The magnitude of stage two — connecting households (rather than just the village) to the grid, can be understood from a simple statistic. According to saubhagya.gov.in, a government site which tracks household electrification, around 31.5 million households (14 per cent of total households) are still to be electrified. Fourteen per cent may, prima-facie, seem a small gap to be filled; but we should not underestimate the size of the task. Across infrastructure sectors, the so-called ‘last-mile problem’ is often the most difficult and intractable to solve.
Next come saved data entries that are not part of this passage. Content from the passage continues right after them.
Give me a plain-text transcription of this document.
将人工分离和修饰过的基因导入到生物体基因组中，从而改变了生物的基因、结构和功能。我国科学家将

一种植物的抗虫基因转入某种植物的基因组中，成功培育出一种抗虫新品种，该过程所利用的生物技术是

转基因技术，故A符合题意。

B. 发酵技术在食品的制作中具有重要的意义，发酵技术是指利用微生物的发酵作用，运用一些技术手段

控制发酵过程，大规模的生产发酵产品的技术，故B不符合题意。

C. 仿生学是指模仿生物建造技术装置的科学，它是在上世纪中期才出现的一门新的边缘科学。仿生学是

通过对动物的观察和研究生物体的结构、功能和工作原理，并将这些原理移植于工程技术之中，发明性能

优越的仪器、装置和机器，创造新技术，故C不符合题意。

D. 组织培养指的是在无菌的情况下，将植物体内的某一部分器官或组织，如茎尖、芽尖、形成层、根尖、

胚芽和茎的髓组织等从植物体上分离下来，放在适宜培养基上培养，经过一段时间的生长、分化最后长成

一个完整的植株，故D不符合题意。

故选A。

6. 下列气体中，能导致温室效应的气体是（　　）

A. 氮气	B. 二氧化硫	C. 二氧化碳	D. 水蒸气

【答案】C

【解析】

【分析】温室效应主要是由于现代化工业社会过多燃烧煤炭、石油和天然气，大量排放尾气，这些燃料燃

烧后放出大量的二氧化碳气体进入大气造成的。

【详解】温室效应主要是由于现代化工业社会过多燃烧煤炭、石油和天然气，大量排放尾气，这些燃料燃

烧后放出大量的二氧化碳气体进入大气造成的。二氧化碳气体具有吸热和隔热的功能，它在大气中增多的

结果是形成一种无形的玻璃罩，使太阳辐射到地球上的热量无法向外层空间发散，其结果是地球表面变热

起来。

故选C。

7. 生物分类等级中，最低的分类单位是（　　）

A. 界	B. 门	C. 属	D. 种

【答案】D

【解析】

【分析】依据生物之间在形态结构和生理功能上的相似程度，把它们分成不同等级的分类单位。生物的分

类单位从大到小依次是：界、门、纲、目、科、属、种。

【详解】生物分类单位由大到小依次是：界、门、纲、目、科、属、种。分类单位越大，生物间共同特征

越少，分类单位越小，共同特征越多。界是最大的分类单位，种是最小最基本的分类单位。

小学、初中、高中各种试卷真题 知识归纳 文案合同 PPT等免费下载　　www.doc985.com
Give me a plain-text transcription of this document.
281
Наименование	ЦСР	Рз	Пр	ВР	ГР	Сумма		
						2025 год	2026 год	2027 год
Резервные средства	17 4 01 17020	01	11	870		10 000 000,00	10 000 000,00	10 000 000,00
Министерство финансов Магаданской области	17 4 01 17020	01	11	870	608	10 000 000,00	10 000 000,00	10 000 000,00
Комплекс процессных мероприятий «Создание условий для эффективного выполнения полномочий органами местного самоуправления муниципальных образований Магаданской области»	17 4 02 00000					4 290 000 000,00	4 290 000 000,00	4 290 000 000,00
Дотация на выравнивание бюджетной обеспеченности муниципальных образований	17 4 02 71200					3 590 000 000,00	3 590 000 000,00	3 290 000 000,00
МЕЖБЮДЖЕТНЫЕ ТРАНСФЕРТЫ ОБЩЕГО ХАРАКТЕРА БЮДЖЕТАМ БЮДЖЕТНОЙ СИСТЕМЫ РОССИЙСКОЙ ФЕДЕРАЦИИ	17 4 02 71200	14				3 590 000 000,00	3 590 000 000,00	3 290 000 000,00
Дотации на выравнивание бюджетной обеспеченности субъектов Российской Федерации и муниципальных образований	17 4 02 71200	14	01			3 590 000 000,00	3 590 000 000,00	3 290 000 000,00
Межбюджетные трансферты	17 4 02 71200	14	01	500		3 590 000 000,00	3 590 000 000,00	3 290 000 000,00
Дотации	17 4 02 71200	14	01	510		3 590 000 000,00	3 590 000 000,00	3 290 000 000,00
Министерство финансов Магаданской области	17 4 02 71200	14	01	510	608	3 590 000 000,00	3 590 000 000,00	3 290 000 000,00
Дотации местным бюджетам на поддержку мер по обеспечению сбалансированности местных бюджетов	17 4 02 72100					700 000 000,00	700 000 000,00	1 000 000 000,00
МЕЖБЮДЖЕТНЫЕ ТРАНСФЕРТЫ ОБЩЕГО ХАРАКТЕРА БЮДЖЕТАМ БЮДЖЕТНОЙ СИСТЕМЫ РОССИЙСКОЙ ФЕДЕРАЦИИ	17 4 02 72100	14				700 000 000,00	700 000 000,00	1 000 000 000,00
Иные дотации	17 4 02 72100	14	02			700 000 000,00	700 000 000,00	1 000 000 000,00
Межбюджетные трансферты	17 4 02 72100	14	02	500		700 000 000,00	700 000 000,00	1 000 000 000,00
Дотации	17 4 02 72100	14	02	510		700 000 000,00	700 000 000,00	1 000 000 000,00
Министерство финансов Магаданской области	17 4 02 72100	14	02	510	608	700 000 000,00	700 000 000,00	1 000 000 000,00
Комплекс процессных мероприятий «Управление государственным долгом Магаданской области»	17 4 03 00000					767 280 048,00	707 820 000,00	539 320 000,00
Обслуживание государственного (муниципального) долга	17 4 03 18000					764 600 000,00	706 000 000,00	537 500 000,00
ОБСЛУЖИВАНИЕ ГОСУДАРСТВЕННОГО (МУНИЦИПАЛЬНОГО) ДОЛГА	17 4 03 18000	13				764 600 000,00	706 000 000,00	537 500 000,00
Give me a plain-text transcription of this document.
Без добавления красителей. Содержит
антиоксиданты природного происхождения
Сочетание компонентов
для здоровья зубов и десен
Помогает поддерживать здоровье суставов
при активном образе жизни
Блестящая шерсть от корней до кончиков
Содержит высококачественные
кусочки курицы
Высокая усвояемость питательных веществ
Let there be light: Once connected to the grid and ensured of a regular supply of electricity, households will see the value in paying the economic costs of electricity
It is one thing to build that national highway — quite another to build multiple village roads connecting the highway to nearby villages, thus enabling the farmer to move his perishable produce from farm to mandi in the shortest possible time. It is one thing to build that advanced, technologically sophisticated, and modern urban metro system — quite another to ensure a regular and effective system of feeder buses that will connect the metro station to houses in surrounding colonies, thus ensuring that women can travel home late at night without worrying about their personal safety on the road from the station to their front door. Indeed, the electrification of rural households has consistently lagged the electrification of villages by 35- 40 percentage points since the early 1980s. As of Census 2011, 55 per cent of rural households had been electrified.
Such last mile problems cannot be solved simply by more money, or creating a centralised organisation that can build that infrastructure (the way that National Highways Authority of India can build a national network of highways, for instance). Village roads, or urban bus transit are the task of local governments. Connecting every village household to the electricity grid will involve extensive cooperation among centrally sponsored schemes, state utilities, the relevant local electricity distribution companies, their contractors and village level administrators. Each state, each district and each village will face a different set of implementation issues.
And even after the last-mile connect, the next challenge (stage three) is to keep the network regularly and professionally serviced. It makes little sense to talk of village electrification if households are connected to the grid, but face power blackouts for days on end because a faulty transformer has not been repaired, or electricity poles, damaged in a thunderstorm, are left unfixed.
It also makes little sense to talk of village electrification if power distribution companies resort to load shedding in the face of mounting losses on each unit of electricity generated and because an effective and corruption-free system of metering and billing has not been set up. And if, to offset high costs of power, tariffs are increased, with little focus on actually improving power supply and service to consumers, then it would have been an exercise in futility.
However, overcoming such challenges brings along huge benefits. Once connected to the grid, ensured of a regular supply of electricity, and prompt redressal of consumer complaints, households will see the value in paying the economic costs of electricity. Households will see even greater value, if they are given quick and convenient methods of paying for electricity (such as electricity cards which can be used to charge prepaid electricity meters) and get the service and respect they are entitled to as paying customers.
Only when that happens, will we truly achieve the target of electricity for all.